Lockdown has us stuck at home with our pots and pans, and can't deny that we love it (even if just a tiny bit)! We can bake as much as our hearts desire and for those of you who love banana as much as we do at this time of year, this recipe is right up your street! Not only is it vegan AND gluten-free, its suuuper tasty. This cake is great for any bakers trying to up their free-from baking game.
For the cake:
- 4-5 medium-sized ripe bananas
- 60g coconut oil (melted; or olive oil)
- 4 tbsp maple syrup (or your favourite sweetener)
- 1 tsp GF apple cider vinegar
- 1 tsp ground cinnamon
- 1 tsp vanilla extract
- 100g raisins (optional)
- 150g ground almonds (or almond flour)
- 150g gluten-free flour blend (GF plain flour also works)
- 2 heaped tsp GF baking powder
- 1/4 teaspoon bicarbonate of soda (baking soda)
- 120ml almond milk (or your favourite plant-based milk)
For the icing:
- 2 x 400g tin of full-fat coconut milk - leave in the fridge the night before (or 400g coconut yoghurt)
- 2 tbsp lemon juice
- 2 tbsp maple syrup (or your favourite sweetener)
- 1 handful blueberries (to serve)
For the cake:
- Preheat oven to 180°C and line two greased cake tins.
- Peel 3 bananas and place them in a wide bowl. With a fork, mash the bananas until they are smooth.
- Place the coconut oil, maple syrup, vinegar, cinnamon, vanilla, raisins and ground almonds in a large bowl.
- Sift in the flour, baking powder and bicarbonate of soda.

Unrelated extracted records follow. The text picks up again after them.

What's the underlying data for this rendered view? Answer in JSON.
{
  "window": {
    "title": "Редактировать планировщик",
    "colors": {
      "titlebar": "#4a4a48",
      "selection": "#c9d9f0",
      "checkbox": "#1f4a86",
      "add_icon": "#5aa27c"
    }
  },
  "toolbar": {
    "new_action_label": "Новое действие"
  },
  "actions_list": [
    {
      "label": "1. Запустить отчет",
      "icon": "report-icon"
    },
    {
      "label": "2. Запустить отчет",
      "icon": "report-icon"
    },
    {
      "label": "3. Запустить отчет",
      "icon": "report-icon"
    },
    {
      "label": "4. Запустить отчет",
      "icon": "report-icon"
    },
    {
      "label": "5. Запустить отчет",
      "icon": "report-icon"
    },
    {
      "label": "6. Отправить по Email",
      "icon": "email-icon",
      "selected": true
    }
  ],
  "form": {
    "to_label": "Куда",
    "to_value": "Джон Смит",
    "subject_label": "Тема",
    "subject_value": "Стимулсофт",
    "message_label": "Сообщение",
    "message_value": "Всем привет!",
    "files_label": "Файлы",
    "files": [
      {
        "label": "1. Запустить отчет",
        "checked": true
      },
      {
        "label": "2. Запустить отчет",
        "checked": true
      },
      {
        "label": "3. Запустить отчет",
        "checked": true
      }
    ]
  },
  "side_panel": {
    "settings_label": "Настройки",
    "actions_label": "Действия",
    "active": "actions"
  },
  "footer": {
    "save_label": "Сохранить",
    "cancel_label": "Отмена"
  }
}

- Add the mashed bananas and mix well. Add the milk 1 tbsp at a time until the mixture becomes a loose batter. You might not need all of the milk outlined in this recipe, or you might need a little more, depending on how much water the bananas contain.
- Pour the mixture into the cake tins.
- Peel the remaining 1-2 bananas and slice in half lengthways. You may want to slice in half lengthways again depending on the size of your loaf tin and your bananas.
- Lay the sliced bananas next to each other on top of one tin's mixture. You could leave a little space in between each banana slice to get a more rustic appearance like in the photo.
- Bake in the oven for around 20 minutes until it has risen, is golden brown and a skewer comes out clean.
- Leave to cool on a cooling rack while you make the icing.
For the icing:
- Open the can of coconut milk upside down so that the coconut cream is on the bottom and you can pour off the milk. You can put the milk in the fridge for another recipe or to add to your smoothie!
- Place the coconut cream in a large bowl.
- Add the lemon juice and maple syrup.
- Using an electric whisk, whisk the mixture until it is light and fluffy.
- Once the cake has cooled, remove from the tins and spread about 1cm of icing on the cake half without the sliced bananas on. Then carefully place the other half on top of it, so the sliced bananas are on the top of the cake (as shown in the photo).
- Using a spatular, spread the icing around the sides of the cake. You can either use a long spatular to create a smooth sides of the cake, or a smaller one to make more rustic sides (photo).
- To serve, scatter the blueberries on top of the cake. Best served fresh!